A UNESCO-listed saltworks built into a river gorge, where I walked underground galleries that funded the Franche-Comté for a thousand years before soaking in the same brine that made the town rich.

Salins-les-Bains sits wedged into a narrow gorge of the Furieuse river, and the first thing you notice is that the town barely fits — houses stacked up the slope on either side, the whole place clearly built around one resource rather than around any convenient flat ground. That resource is salt, and it’s the reason Salins existed at all long before anyone cared about scenery. Salt springs here have been worked since at least the Bronze Age, and the site is jointly UNESCO-listed with the Royal Saltworks at Arc-et-Senans, which received Salins’ brine through a pipeline that once ran for over twenty kilometers.

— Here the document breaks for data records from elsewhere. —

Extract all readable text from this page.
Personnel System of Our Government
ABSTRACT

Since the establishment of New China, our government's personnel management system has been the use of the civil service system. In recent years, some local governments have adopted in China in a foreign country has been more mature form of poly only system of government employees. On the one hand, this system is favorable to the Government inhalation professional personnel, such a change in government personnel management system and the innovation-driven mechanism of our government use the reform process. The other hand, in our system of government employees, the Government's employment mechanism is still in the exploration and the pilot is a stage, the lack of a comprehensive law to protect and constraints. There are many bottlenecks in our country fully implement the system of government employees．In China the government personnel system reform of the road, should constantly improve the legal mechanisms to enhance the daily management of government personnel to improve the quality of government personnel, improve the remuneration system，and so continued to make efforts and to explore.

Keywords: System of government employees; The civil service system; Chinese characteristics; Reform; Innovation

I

Underground, following the brine

The Salines royales tour here takes you down into the actual medieval and Renaissance galleries cut into the rock, where wooden pipes and pumping mechanisms once drew up the saline water that made this valley worth fighting over — the Franche-Comté’s salt monopoly funded castles, wars, and centuries of Habsburg and then French administration. Walking through the dim, dripping tunnels with a guide, touching walls that are genuinely white with crystallized salt in places, I kept thinking about how unglamorous the source of so much historical power actually is: it’s just water, dragged up a shaft, boiled down in enormous pans until nothing but crystals remain.

The dim underground salt galleries of Salins-les-Bains with wooden pumping mechanisms preserved along the tunnel

A spa town that never stopped being useful

Because the brine never stopped flowing, Salins became a proper thermal spa town in the 19th century, and it still is — the Établissement thermal on the edge of town uses the same salt water for treatments today, and we spent a genuinely restorative afternoon there after a week of hiking the Reculées valleys nearby. Above the town, Fort Saint-André and Fort Belin glower down from the ridgelines, Vauban-era fortifications built to protect the salt trade from anyone tempted to take it by force, and the walk up to Saint-André’s ramparts gives a view down over the whole gorge that makes the town’s cramped, vertical layout finally make sense.

View from Fort Saint-André down over the rooftops of Salins-les-Bains packed into its narrow river gorge

When to go: Late spring through early autumn for the forts and the gorge walks, though the thermal baths are a genuine reason to visit in the depths of winter when everything else in the Jura is closed for the season.